4 Tarboush Restaurant
Very popular with both locals and tourists alike for their chicken or beef shawarmas. Portions are very generous, and this spot is ideal for families and other large groups. Other delicious menu items include authentic chicken tikka, an array of biryani, Swahili-style pilau and other comfort food with distinct Indo-Arabic influences. Makadara Road, Mombasa

5 The Old Man & The Sea
One of the oldest restaurants in Malindi and designed in a Moorish style, the mood here is relaxed yet intimate – perfect for a romantic meal. You can see the iconic Vasco da Gama pillar from the large windows. Much more conspicuous restaurants stand tall next to this little gem, but if you find it, you will be in for a treat. The menu consists of barbecued seafood accompanied by various sauces made in house.
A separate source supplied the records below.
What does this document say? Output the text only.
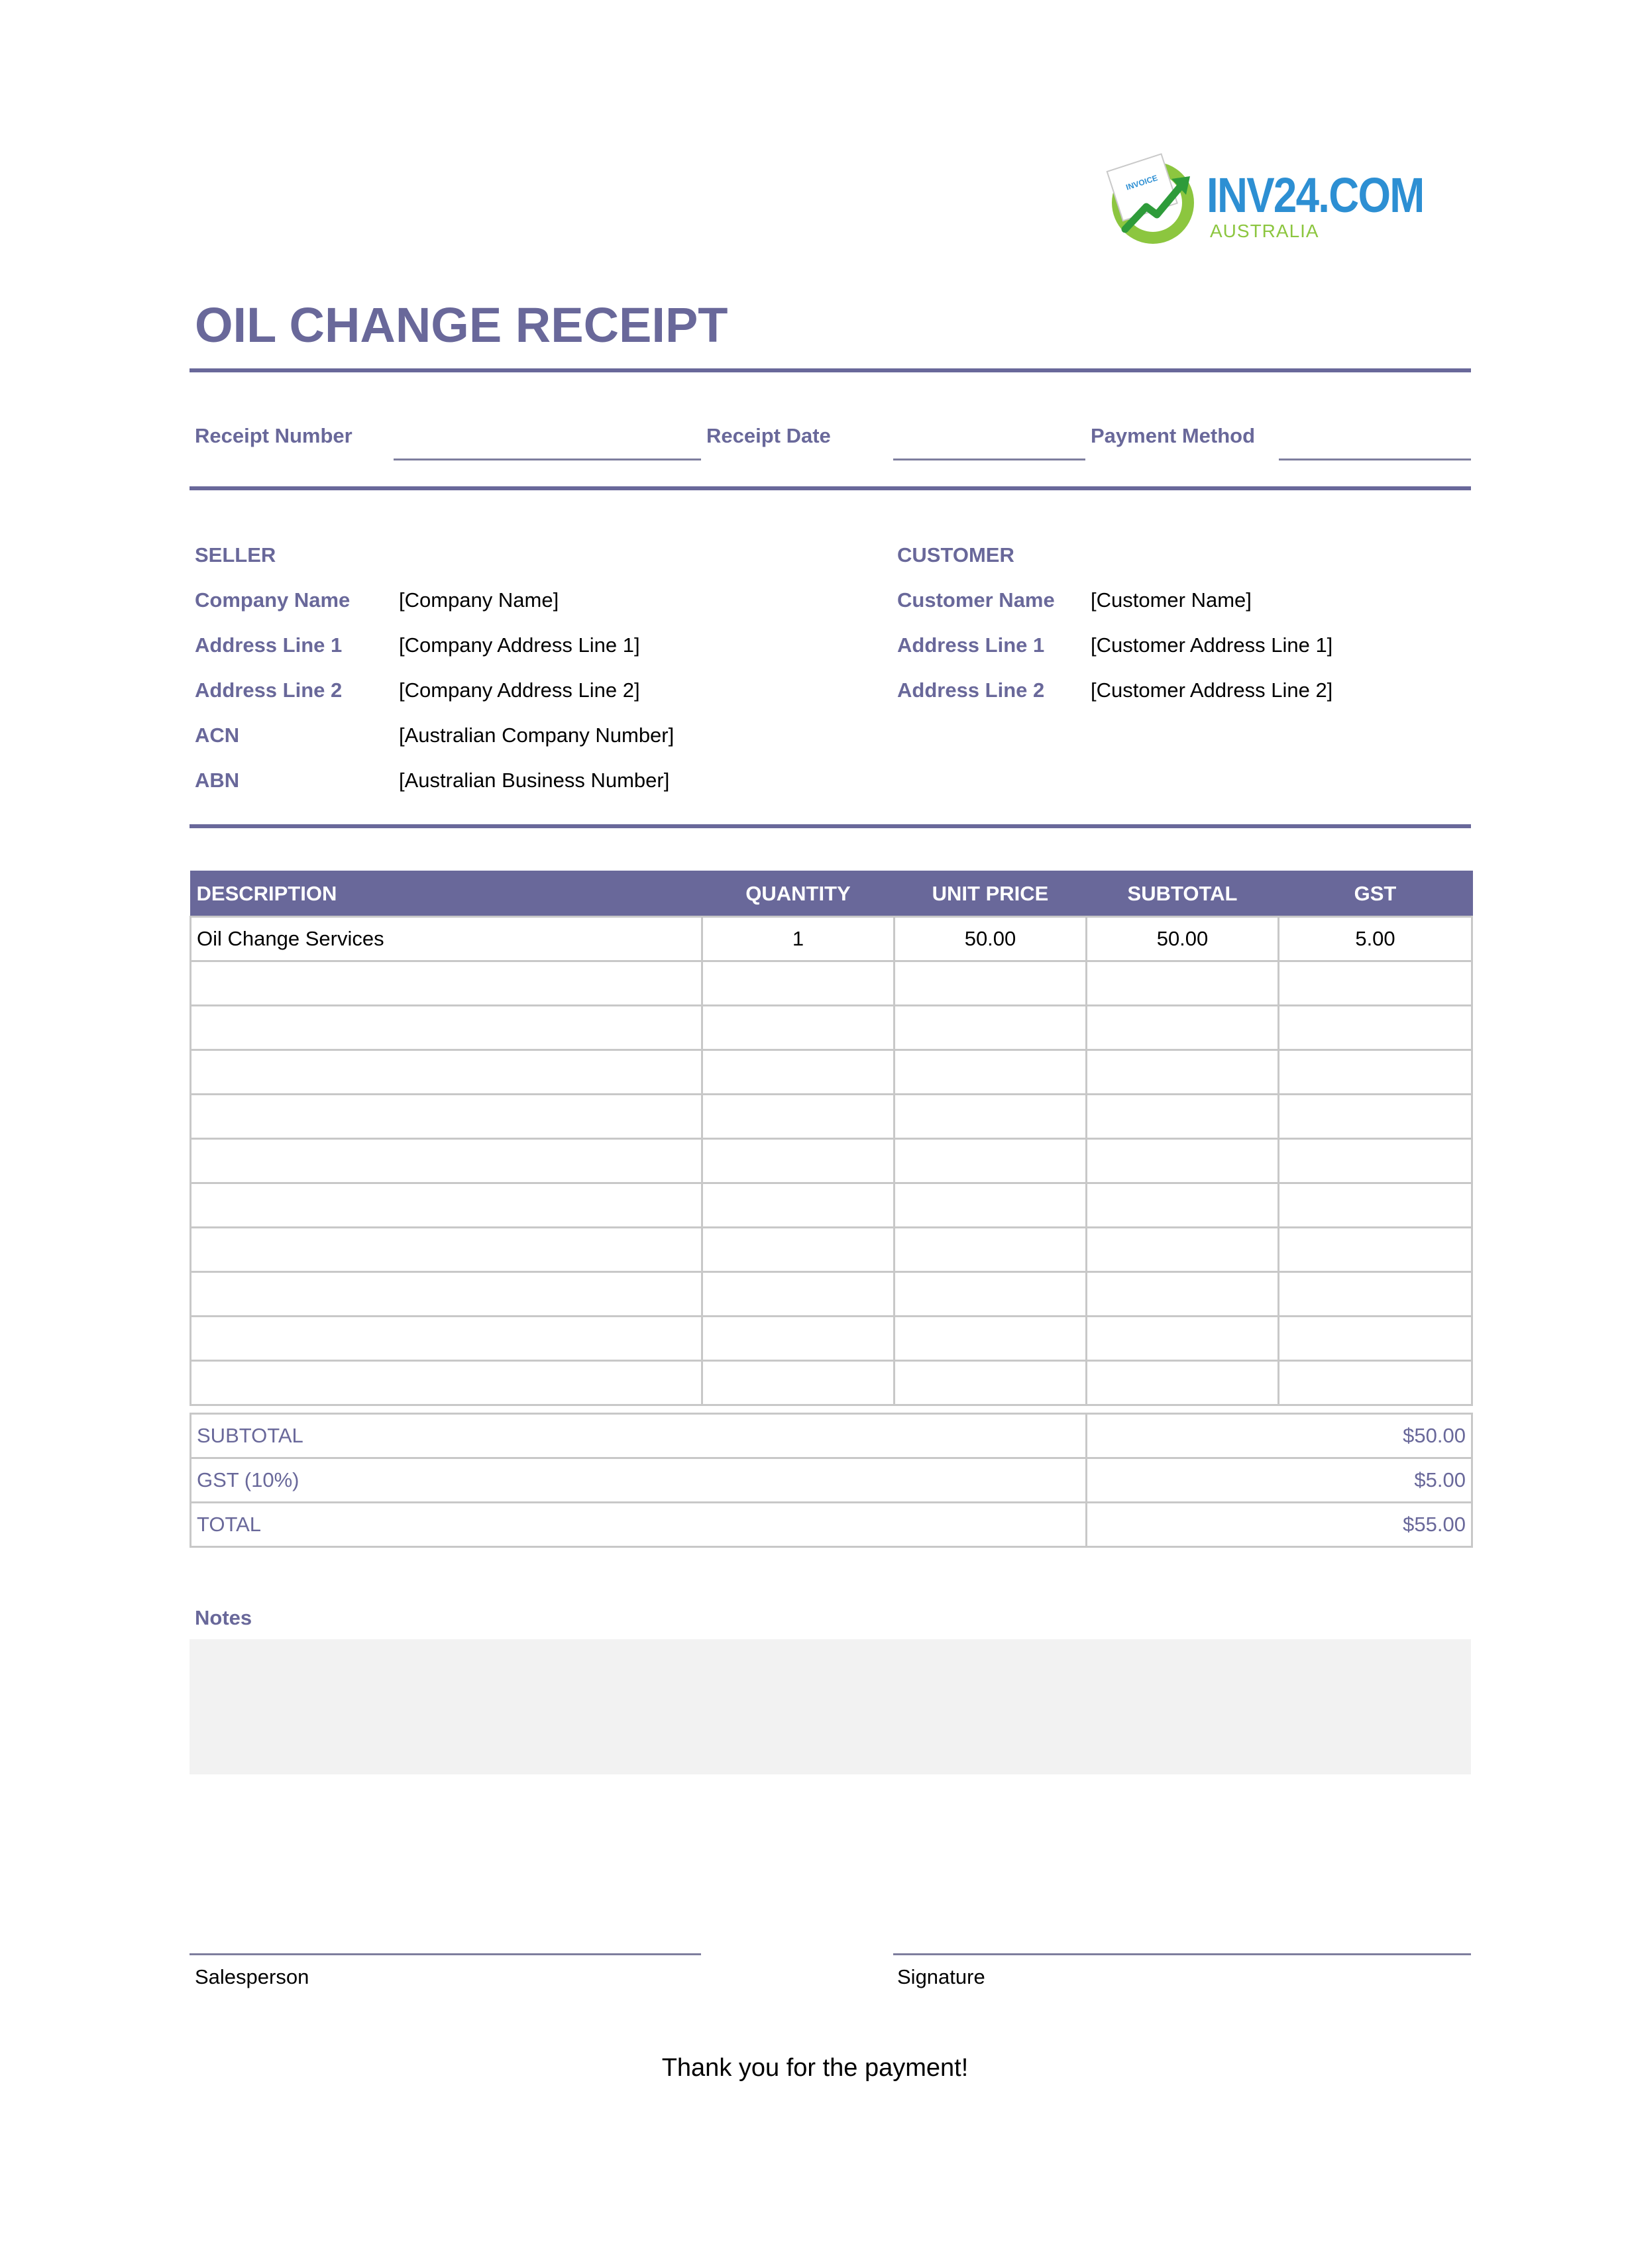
INVOICE INV24.COM
AUSTRALIA
OIL CHANGE RECEIPT
Receipt Number	Receipt Date	Payment Method
SELLER
Company Name [Company Name]
Address Line 1	[Company Address Line 1]
Address Line 2	[Company Address Line 2]
ACN	[Australian Company Number]
ABN	[Australian Business Number]
CUSTOMER
Customer Name [Customer Name]
Address Line 1 [Customer Address Line 1]
Address Line 2 [Customer Address Line 2]
DESCRIPTION	QUANTITY	UNIT PRICE	SUBTOTAL	GST
Oil Change Services	1	50.00	50.00	5.00

SUBTOTAL	$50.00
GST (10%)	$5.00
TOTAL	$55.00
Notes
Salesperson	Signature
Thank you for the payment!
The Malindi smoked sailfish used in many of the starters is a sure crowd pleaser. Silversand Road, Malindi.

Why not try?
Palm wine
Referred to as Mnazi and having been popularised by the indigenous Mijikenda farmers who dwell at the coast, this is a traditional alcoholic beverage tapped from the sap of palm trees, which thrive in this climate. After the sap is collected, it immediately begins fermentation because of the natural yeast in it, and is therefore best drunk within 24 hours. The alcohol content at this point is usually about 4 per cent.